About Catnazse Liveaboard
Pagi pertama, saya tidak dibangunkan oleh alarm, melainkan oleh dentingan halus rigging yang menyentuh tiang dan cahaya keemasan yang merayap dari balik Pulau Kelor. Saya melangkah ke dek dengan sandal jepit, memakai jubah tipis dari kabin, lalu menyaksikan langit berubah dari nila menjadi jingga muda. Udara masih sejuk, tepat sebelum panas Laut Flores mulai terasa. Kami tiba larut malam sebelumnya, berlabuh diam-diam setelah makan malam sederhana namun berlimpah: ikan mahi-mahi panggang dan terung pedas. Kru sudah menyiapkan sirip dan masker di stasiun menyelam—hal kecil, tapi cukup menunjukkan bahwa perjalanan ini akan berjalan lancar.
Hari pertama penuh kami isi dengan mengejar cahaya. Sunrise di Padar sepadan dengan bangun jam 5:30 pagi. Mendaki jalur zig-zag dalam remang-remang, dipandu lampu senter, berakhir dengan kami duduk di punggungan saat matahari tumpah ke pulau-pulau, mengubah tebing merah muda dan kuning menjadi sesuatu yang nyaris tak nyata. Setelah sarapan kembali di kapal, kami berlayar ke Pulau Komodo. Para ranger sudah menunggu dengan tongkat panjang mereka. Kami melihat tiga komodo dari dekat—satu menguap malas di dekat tempat minum, satu lagi melata perlahan di semak seperti sungai bersisik. Di Pink Beach, pasirnya bukan cuma merah muda—ada yang kemerahan kecokelatan, dari cangkang foraminifera bercampur debu karang. Saya snorkeling tak jauh dari pantai dan melihat gurita kecil berkelejaran di antara batu.

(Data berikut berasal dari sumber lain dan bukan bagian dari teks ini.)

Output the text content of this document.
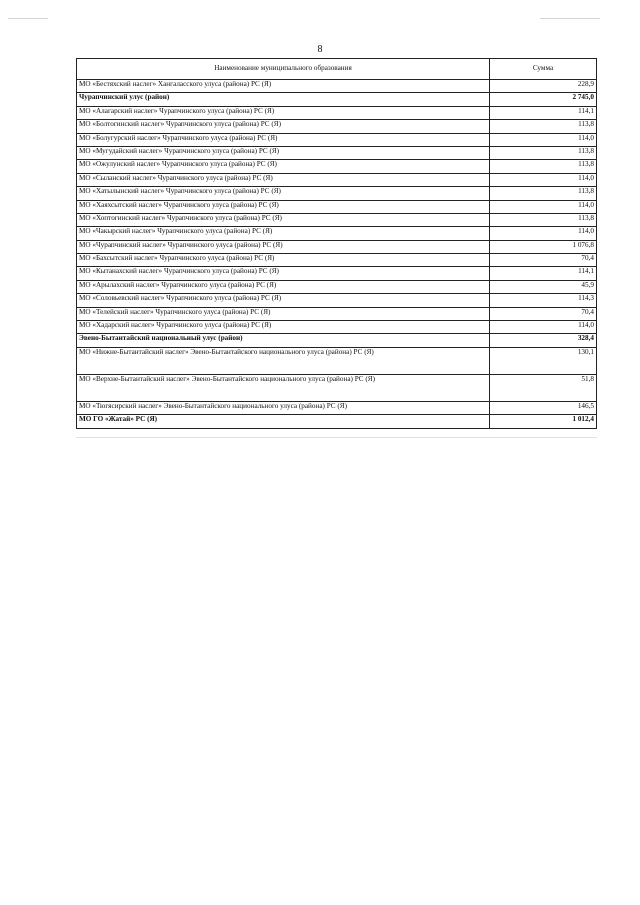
8
Наименование муниципального образования	Сумма
МО «Бестяхский наслег» Хангаласского улуса (района) РС (Я)	228,9
Чурапчинский улус (район)	2 745,0
МО «Алагарский наслег» Чурапчинского улуса (района) РС (Я)	114,1
МО «Болтогинский наслег» Чурапчинского улуса (района) РС (Я)	113,8
МО «Болугурский наслег» Чурапчинского улуса (района) РС (Я)	114,0
МО «Мугудайский наслег» Чурапчинского улуса (района) РС (Я)	113,8
МО «Ожулунский наслег» Чурапчинского улуса (района) РС (Я)	113,8
МО «Сыланский наслег» Чурапчинского улуса (района) РС (Я)	114,0
МО «Хатылынский наслег» Чурапчинского улуса (района) РС (Я)	113,8
МО «Хаяхсытский наслег» Чурапчинского улуса (района) РС (Я)	114,0
МО «Хоптогинский наслег» Чурапчинского улуса (района) РС (Я)	113,8
МО «Чакырский наслег» Чурапчинского улуса (района) РС (Я)	114,0
МО «Чурапчинский наслег» Чурапчинского улуса (района) РС (Я)	1 076,8
МО «Бахсытский наслег» Чурапчинского улуса (района) РС (Я)	70,4
МО «Кытанахский наслег» Чурапчинского улуса (района) РС (Я)	114,1
МО «Арылахский наслег» Чурапчинского улуса (района) РС (Я)	45,9
МО «Соловьевский наслег» Чурапчинского улуса (района) РС (Я)	114,3
МО «Телейский наслег» Чурапчинского улуса (района) РС (Я)	70,4
МО «Хадарский наслег» Чурапчинского улуса (района) РС (Я)	114,0
Эвено-Бытантайский национальный улус (район)	328,4
МО «Нижне-Бытантайский наслег» Эвено-Бытантайского национального улуса (района) РС (Я)	130,1
МО «Верхне-Бытантайский наслег» Эвено-Бытантайского национального улуса (района) РС (Я)	51,8
МО «Тюгясирский наслег» Эвено-Бытантайского национального улуса (района) РС (Я)	146,5
МО ГО «Жатай» РС (Я)	1 012,4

Manta Point jadi kejutan. Saya pernah lihat rekaman manta sebelumnya, tapi tak ada yang menyiapkan saya untuk kesunyian di bawah permukaan, lalu bayangan besar yang tiba-tiba meluncur di bawah saya. Dua ikan pari manta, masing-masing lebih lebar dari tinggi badan saya, berputar-putar di stasiun pembersihan seperti jam yang teratur. Salah satunya mengambang tepat di atas saya, insangnya berdenyut, lalu meluncur pergi dengan kibasan sirip. Di dek, sudah menanti soda jeruk nipis dingin di atas baki. Kru mengingat siapa yang suka gula. Malam itu, kami berlabuh dekat Pulau Kalong. Saat matahari tenggelam, ribuan kelelawar buah terangkat dari hutan bakau dalam spiral lambat yang memutar. Kami menyaksikannya dari dek atas, kaki menggantung, sambil langit berubah menjadi ungu.

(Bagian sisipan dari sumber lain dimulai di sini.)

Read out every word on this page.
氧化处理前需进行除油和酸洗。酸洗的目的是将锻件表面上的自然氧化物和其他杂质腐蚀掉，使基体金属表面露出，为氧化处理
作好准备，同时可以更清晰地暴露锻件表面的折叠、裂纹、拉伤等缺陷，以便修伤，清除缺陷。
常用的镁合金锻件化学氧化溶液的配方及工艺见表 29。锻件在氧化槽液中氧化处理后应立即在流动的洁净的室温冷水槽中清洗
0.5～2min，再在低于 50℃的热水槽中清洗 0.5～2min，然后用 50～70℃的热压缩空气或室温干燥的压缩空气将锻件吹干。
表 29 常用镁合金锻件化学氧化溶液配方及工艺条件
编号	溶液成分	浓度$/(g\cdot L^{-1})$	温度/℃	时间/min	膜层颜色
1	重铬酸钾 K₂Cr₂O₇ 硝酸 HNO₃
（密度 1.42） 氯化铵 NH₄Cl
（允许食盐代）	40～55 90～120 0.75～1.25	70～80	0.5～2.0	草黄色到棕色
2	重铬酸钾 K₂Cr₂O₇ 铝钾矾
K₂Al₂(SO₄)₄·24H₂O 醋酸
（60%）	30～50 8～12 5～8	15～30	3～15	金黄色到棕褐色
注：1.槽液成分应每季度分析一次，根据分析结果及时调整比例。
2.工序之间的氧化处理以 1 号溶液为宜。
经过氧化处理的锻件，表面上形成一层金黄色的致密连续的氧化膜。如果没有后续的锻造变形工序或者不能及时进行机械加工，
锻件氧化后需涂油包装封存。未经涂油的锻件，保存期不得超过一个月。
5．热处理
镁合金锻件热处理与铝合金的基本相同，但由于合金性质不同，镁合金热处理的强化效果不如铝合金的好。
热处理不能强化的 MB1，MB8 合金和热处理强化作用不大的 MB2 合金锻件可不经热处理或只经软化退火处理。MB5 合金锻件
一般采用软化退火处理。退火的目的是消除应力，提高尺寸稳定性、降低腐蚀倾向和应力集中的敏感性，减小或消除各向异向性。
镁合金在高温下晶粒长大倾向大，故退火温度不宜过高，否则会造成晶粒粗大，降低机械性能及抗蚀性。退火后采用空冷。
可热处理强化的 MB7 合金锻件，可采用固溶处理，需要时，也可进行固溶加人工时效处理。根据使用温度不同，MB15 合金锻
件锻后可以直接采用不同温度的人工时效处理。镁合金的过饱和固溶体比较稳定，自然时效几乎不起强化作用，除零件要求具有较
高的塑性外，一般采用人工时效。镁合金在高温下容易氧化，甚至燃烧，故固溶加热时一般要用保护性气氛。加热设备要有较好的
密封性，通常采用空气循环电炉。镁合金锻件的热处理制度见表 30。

Hari ketiga dimulai dengan renang di Taka Makassar. Gundukan pasir muncul saat air surut seperti fatamorgana—sebuah daratan pasir putih melengkung di tengah laut. Kami berlarian seperti anak-anak, berfoto bersama, dan mengapung di air hangat. Lalu kami melanjutkan ke Kanawa, di mana terumbu karang turun tajam ke biru dalam. Saya tetap di perairan dangkal dan tetap melihat ikan pipa hantu harlequin yang menempel pada rumput laut. Sound system Catnazse Liveaboard memutar reggae pelan saat kami kembali ke Labuan Bajo. Tidak ada yang ingin berkemas. Kabin saya—Superior Room Cafasa 1—kecil tapi tertata rapi. Kasurnya keras, AC-nya kuat, dan jendela bundar memberi pemandangan jejak kapal di malam hari.
Makanannya konsisten enak—tidak mewah, tapi segar. Sarapan berganti-ganti: nasi goreng suatu hari, pancake pisang di hari lain, selalu dengan kopi lokal yang kental. Makan siang prasmanan: ikan bakar, tempe, salad mentimun, kadang cumi hitam. Makan malam terasa istimewa—sate yang dibakar di atas panggangan kecil di dek, atau ikan kerapu utuh dipanggang dengan mentega cabai-lime. Tidak ada kesan layanan bintang lima, tapi kru tetap sigap dengan cara yang tenang dan profesional. Tidak ada pengumuman dari pengeras suara, tidak ada aktivitas paksa. Hanya ruang, irama, dan tempat-tempat yang membuat Anda lupa kata sandi email.